According to a number of sources who spoke to Entertainment Weekly, it seemed Lord and Miller's tenure as directors on the set was doomed from the outset. The big takeaway from it all is that the comedic duo were brought on to enrich the story with their own brand of wise-ass, knowing comedy - but instead, they were pushing the film in a different direction and utilising improvisation from the actors that was fundamentally changing the story, something that irked screenwriter Lawrence Kasdan and Lucasfilm themselves.
Per EW's sources, Lord and Miller were intent on making a comedy whereas Lucasfilm wanted comedic overtones, but not a straight comedy film. The intent was to make Han Solo into a sort-of Western, which would suit the character, but still have the humour and charisma of it as well.
EW's sources also say that when the dailies from the film began to roll in, Lucasfilm became alarmed at just how much improvisation was happen and how far off the tone of the film was to what they'd initially set out. Keep in mind, production kicked off January 30th of this year and we're now six months in - so kicking them off the film at this stage in the game is almost unheard of. Lord and Miller, meanwhile, fought their corner and argued that what they'd done so far was right for the film - but Kathleen Kennedy and Lucasfilm simply weren't having it.
Eventually, the situation reached a point where Lord and Miller were unprepared to make the changes she felt were needed and they were then fired - with Ron Howard signing on the very next day to take over.
What this means now for the film remains to be seen. Ron Howard is due to arrive on set in the next two weeks and has been ordered to restart production immediately, as the release date is looming fast.
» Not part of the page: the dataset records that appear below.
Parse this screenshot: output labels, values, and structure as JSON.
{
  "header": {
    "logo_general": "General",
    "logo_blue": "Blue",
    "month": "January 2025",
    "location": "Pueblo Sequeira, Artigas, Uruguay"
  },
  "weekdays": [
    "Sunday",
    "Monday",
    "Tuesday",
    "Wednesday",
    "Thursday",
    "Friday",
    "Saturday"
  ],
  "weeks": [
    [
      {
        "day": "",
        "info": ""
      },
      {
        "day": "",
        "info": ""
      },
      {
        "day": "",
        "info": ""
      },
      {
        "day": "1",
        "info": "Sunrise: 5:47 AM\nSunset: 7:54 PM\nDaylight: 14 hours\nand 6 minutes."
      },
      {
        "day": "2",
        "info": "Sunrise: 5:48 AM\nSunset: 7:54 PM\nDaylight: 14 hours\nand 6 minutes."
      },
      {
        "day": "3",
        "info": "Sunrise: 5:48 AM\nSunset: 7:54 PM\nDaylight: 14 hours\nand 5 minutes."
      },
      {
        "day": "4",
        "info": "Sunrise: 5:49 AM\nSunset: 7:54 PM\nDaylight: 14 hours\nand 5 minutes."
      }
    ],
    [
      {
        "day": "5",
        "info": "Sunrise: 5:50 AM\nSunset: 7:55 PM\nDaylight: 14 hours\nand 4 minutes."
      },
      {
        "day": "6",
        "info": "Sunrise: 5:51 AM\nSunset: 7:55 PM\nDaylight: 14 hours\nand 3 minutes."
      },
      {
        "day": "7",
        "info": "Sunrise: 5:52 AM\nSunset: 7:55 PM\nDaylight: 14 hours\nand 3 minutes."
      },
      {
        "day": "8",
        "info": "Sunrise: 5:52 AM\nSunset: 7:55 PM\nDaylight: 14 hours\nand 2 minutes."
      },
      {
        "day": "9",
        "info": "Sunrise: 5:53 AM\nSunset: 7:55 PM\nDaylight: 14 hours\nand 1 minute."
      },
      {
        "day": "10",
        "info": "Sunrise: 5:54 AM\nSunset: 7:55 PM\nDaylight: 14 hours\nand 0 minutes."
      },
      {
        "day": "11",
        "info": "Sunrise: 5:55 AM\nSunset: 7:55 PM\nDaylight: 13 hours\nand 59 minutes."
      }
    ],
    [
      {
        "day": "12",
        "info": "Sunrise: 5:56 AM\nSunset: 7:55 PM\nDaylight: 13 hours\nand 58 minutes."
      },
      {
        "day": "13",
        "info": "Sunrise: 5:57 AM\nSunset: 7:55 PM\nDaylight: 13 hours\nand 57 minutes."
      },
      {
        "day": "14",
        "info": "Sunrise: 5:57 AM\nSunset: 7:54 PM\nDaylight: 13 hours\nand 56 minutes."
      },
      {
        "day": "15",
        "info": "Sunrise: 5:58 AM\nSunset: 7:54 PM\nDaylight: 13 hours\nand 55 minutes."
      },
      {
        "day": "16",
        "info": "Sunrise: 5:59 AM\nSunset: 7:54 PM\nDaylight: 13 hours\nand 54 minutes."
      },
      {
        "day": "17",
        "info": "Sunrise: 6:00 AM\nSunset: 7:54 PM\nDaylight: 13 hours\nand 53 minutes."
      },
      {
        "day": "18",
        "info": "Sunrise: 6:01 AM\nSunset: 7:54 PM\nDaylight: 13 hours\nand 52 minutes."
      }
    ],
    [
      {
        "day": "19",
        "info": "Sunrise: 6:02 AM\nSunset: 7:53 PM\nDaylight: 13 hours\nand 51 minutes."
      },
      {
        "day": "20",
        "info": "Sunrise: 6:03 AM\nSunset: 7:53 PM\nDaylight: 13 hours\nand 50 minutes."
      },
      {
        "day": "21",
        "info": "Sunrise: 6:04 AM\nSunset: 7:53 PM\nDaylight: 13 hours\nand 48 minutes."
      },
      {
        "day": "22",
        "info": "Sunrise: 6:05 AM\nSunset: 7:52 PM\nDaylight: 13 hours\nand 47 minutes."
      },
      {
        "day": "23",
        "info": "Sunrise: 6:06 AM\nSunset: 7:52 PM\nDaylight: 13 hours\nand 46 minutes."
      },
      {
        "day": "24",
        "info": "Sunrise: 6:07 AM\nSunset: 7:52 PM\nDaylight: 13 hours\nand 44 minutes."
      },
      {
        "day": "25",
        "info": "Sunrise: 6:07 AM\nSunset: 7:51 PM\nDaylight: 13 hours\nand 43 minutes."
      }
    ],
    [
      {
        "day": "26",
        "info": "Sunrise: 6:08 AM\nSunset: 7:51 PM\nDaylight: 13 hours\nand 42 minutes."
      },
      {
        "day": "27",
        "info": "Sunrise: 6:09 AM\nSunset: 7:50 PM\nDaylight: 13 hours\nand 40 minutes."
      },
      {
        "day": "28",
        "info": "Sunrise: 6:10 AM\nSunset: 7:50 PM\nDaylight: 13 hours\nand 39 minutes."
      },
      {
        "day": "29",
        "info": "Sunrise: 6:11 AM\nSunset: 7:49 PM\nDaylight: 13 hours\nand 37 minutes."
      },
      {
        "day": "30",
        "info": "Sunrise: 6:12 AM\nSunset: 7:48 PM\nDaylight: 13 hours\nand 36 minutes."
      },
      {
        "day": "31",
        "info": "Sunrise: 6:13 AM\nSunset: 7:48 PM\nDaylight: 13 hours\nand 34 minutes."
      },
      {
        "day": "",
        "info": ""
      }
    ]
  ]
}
The DGA - that's the Directors Guild of America - is likely to get involved with who takes the credit for the film, and there's also the question of reshooting the work Lord and Miller have already done or using what's salvageable for the film itself.
With Rogue One, the fear was that you'd have a severely disjointed film with Gareth Edwards and Tony Gilroy directing two different films - but it worked out there and the film was a critical and commercial success. This time? We've got a bad feeling about this.